Different regimes of crude oil price shocks lead to varying oil demand elasticity, consequently affecting different transportation routes and types. The distinct responses of these routes, coupled with the accumulation of structural gaps between trade expectations and the actual market, present opportunities for both the oil and freight markets. This area warrants further research. Additionally, monitoring crude oil price changes induced by global economic policy uncertainty and conflicts is essential to mitigate potential impacts on tanker freight rates.

The findings of this study offer practical decision-making insights for the energy industry:

$•$ Utilizing multi-peak analysis, oil companies can identify multiple peaks and troughs in historical data, thereby predicting future price trends. For instance, by analyzing past oil price fluctuations triggered by political events, companies can forecast the extent and duration of similar future events. Understanding the bidirectional impacts between the oil and freight markets enables companies to strategically time crude oil purchases—accelerating procurement ahead of anticipated price increases and decelerating purchases before expected price drops, thus reducing procurement costs.

$•$ Analyzing freight rate fluctuations across different routes allows for optimized business decisions and strategic planning. Shipping companies can select more stable and less risky routes. For example, when geopolitical risks are expected to cause significant freight rate volatility on a particular route, an alternative route can be chosen for shipping. Additionally, understanding the differential responses of various tanker types to crude oil price shocks enables shipping companies to make more informed decisions regarding tanker leasing.

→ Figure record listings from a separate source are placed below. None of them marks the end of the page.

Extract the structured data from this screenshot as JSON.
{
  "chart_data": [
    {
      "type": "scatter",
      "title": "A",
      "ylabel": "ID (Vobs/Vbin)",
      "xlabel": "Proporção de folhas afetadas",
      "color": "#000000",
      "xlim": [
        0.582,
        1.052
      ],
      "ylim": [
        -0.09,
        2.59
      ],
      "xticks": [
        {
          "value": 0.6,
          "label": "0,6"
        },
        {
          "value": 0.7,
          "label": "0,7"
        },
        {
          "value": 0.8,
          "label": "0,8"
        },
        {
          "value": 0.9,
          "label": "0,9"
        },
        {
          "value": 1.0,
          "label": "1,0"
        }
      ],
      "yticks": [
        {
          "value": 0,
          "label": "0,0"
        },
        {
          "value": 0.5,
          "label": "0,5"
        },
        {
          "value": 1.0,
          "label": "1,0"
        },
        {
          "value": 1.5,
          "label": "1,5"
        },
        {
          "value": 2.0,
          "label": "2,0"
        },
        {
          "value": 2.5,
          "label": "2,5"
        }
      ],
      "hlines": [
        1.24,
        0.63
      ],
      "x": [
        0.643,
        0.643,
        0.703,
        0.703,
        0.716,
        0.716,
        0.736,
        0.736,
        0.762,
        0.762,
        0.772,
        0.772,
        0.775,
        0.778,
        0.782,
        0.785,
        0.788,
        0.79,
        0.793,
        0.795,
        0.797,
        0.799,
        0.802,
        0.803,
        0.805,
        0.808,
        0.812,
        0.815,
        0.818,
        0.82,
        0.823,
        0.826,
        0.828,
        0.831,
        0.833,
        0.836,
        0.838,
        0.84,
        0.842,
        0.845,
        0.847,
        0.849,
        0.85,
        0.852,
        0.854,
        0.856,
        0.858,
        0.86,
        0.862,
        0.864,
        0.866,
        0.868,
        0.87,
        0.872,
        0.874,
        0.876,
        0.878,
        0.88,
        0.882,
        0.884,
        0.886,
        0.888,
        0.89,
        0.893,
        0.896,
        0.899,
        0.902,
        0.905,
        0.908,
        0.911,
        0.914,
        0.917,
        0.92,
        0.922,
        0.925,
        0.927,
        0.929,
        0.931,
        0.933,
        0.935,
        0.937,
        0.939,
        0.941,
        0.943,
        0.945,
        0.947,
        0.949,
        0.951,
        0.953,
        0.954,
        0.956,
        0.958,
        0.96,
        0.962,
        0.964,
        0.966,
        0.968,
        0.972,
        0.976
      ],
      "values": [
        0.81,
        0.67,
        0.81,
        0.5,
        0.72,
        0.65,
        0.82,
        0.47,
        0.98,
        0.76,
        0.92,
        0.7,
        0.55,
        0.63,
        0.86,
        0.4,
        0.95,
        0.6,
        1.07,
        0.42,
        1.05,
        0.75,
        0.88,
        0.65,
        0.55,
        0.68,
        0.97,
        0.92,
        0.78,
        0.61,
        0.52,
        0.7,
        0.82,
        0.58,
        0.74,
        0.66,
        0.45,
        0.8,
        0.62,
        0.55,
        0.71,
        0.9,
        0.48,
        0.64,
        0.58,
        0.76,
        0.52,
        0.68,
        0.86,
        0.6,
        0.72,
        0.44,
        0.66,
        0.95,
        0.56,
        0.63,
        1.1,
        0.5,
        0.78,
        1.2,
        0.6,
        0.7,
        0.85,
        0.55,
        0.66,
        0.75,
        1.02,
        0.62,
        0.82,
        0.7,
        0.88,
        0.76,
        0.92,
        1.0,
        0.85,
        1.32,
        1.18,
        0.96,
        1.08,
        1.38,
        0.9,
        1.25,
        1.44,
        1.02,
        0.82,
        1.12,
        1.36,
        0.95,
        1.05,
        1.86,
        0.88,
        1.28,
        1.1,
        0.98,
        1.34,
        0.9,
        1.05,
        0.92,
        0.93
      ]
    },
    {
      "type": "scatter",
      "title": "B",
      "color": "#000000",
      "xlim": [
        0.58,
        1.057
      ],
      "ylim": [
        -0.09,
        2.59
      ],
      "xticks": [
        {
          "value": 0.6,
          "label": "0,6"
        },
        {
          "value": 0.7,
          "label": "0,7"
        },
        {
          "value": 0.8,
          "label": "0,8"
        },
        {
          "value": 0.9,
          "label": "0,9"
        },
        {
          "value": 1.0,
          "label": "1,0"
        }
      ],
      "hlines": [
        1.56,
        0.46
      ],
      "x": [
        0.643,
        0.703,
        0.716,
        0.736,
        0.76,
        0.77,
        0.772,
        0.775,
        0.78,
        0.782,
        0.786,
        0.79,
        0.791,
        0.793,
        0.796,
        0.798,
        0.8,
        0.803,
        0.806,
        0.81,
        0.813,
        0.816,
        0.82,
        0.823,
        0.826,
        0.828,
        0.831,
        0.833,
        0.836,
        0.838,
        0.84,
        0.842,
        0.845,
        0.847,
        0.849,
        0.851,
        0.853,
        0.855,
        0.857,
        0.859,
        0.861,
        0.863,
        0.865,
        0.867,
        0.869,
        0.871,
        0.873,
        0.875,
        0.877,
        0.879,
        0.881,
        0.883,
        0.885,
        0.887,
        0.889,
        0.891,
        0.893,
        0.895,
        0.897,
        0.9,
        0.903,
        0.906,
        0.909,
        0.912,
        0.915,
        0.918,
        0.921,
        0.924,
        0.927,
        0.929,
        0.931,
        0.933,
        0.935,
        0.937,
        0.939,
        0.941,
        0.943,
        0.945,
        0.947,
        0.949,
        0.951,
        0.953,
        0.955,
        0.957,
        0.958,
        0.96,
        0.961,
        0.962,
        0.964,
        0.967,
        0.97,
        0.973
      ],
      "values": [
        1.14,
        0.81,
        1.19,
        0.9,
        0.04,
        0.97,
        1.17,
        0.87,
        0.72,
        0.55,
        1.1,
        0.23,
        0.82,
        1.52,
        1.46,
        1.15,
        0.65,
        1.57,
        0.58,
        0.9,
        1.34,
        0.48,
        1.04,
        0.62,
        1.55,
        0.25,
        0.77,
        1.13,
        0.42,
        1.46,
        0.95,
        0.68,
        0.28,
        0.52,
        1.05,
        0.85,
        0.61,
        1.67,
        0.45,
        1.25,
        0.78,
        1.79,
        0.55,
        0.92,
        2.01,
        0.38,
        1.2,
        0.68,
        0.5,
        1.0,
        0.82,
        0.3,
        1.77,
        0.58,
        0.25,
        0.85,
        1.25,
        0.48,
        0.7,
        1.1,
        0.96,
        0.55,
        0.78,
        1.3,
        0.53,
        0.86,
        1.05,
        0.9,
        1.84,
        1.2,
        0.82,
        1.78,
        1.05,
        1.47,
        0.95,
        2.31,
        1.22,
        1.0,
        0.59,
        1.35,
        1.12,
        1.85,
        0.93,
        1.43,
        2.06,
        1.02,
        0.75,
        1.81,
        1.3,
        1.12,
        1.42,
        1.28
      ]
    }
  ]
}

$•$ Investment firms can strategize their investments in the crude oil and tanker freight markets by developing comprehensive risk management strategies to address market volatility. Employing multi-market analysis, investment firms can construct diversified portfolios that include crude oil futures and tanker freight futures, thereby mitigating the risk associated with fluctuations in a single market. By understanding the correlations between the crude oil and freight markets, firms can hedge against high volatility in one market by taking positions in the other. Event-driven investment strategies can be developed based on the anticipated impacts of external shocks on the market. For example, in anticipation of geopolitical events likely to disrupt crude oil supply, firms can invest preemptively in assets poised to benefit from rising oil prices.

6 Conclusion

The study highlights the significance of shock effects between crude oil prices and tanker freight rates, an underexplored area in the literature, which covers several tanker types, including BDTI VLCC, BDTI Suezmax, and BDTI Aframax, as well as TD3. The conclusions go as follows:

$•$ Oil prices and freight rates exhibit complex, non-linear, and non-stationary behaviors.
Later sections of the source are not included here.